Report on Fuego (Guatemala) — October 1979
Scientific Event Alert Network Bulletin, vol. 4, no. 10 (October 1979)
Managing Editor: David Squires..
Fuego (Guatemala) New crater high on S flank
Please cite this report as:
Global Volcanism Program, 1979. Report on Fuego (Guatemala). In: Squires, D. (ed.), Scientific Event Alert Network Bulletin, 4:10. Smithsonian Institution. https://doi.org/10.5479/si.GVP.SEAN197910-342090.
14.473°N, 90.88°W; summit elev. 3763 m
All times are local (unless otherwise noted)
Activity was again limited to steaming from the summit crater and several other vents high on the flanks between late September and late October. Steaming was occasionally quite voluminous early in the reporting period, but had weakened considerably and was interspersed with periods of inactivity by late October. A clear view of the summit on 18 October revealed that a new crater had formed a short distance from two fissures seen the previous month.

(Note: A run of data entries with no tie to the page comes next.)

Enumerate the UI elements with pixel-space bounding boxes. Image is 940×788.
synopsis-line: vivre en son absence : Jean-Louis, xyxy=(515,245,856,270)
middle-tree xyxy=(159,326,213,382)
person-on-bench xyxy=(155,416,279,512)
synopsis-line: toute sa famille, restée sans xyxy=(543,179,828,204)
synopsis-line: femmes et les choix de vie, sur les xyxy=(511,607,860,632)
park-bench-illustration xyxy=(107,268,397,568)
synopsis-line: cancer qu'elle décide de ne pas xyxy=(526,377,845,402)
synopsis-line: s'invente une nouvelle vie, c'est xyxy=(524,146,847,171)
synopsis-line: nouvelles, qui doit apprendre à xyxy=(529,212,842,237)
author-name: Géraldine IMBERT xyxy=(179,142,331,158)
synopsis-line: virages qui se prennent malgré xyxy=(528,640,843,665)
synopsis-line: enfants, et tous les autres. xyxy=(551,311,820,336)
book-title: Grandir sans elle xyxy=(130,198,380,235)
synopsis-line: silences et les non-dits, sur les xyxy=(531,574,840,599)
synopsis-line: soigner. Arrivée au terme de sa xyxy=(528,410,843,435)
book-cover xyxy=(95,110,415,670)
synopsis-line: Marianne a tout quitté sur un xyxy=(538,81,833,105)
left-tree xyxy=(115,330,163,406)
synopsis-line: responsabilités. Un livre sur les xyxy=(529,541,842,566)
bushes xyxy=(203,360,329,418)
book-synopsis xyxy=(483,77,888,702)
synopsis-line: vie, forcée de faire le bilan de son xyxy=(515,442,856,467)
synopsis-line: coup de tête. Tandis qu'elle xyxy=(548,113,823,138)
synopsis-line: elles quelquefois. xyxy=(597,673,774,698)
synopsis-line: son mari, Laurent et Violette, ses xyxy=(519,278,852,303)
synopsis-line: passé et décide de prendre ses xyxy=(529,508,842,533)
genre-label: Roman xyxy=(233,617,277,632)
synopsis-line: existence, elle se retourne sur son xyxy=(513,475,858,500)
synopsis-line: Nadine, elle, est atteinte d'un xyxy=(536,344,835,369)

Geologic Background. Volcán Fuego, one of Central America's most active volcanoes, is one of three large stratovolcanoes overlooking Guatemala's former capital, Antigua. The scarp of an older edifice, Meseta, lies between 3763-m-high Fuego and its twin volcano to the north, Acatenango. Construction of Meseta dates back to about 230,000 years and continued until the late Pleistocene or early Holocene. Collapse of Meseta may have produced the massive Escuintla debris-avalanche deposit, which extends about 50 km onto the Pacific coastal plain. Growth of the modern Fuego volcano followed, continuing the southward migration of volcanism that began at Acatenango. In contrast to the mostly andesitic Acatenango, eruptions at Fuego have become more mafic with time, and most historical activity has produced basaltic rocks. Frequent vigorous historical eruptions have been recorded since the onset of the Spanish era in 1524, and have produced major ashfalls, along with occasional pyroclastic flows and lava flows.
Information Contacts: P. Newton, Antigua.